Hablar abiertamente con niños y adolescentes sobre el uso responsable de internet, fomentar la confianza para que cuenten si algo los incomoda y enseñarles a identificar comportamientos sospechosos, son medidas clave. Los adultos deben dejar de temerle al control parental, porque no se trata de invadir la privacidad, sino de garantizar seguridad. Existen aplicaciones que permiten monitorear el tiempo de pantalla, bloquear contenidos inapropiados y restringir chats con desconocidos. También es útil establecer horarios de conexión, crear acuerdos familiares sobre el uso de la tecnología y participar activamente en los mundos digitales de sus hijos, así como lo hacen en los físicos.

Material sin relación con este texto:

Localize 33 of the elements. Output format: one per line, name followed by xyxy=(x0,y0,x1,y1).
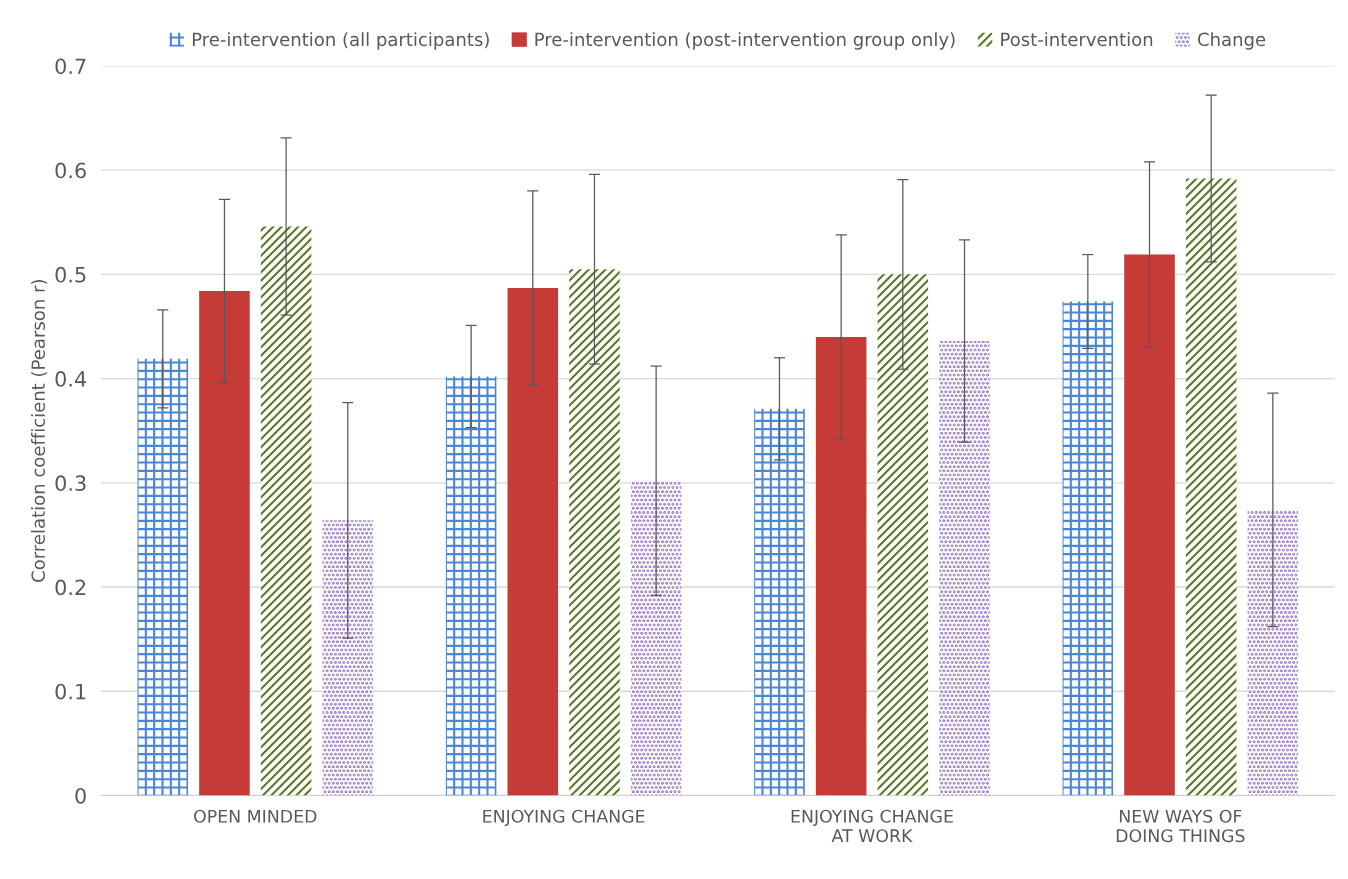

Otra acción poderosa es educarse como adultos. No todos los padres crecieron con internet, pero eso no los exime de entender cómo funciona. Conocer las plataformas que usan sus hijos, saber cómo configurar la privacidad y reconocer los riesgos del entorno virtual puede marcar la diferencia entre la prevención y la tragedia. Porque cuando las familias están informadas, atentas y comprometidas, el grooming lo tiene mucho más difícil para esconderse.
La investigación liderada por la docente Tatiana Dulima Zabala deja una conclusión tan clara como incómoda: proteger a la infancia digital no puede seguir siendo un esfuerzo individual de familias aisladas, hace falta una política nacional de verdad, una ley que nombre las cosas por su nombre y un compromiso social que entienda que este tipo de delitos no se resuelven con silencio. Porque mientras no se actúe, el grooming seguirá haciendo lo que mejor sabe hacer, ocultarse.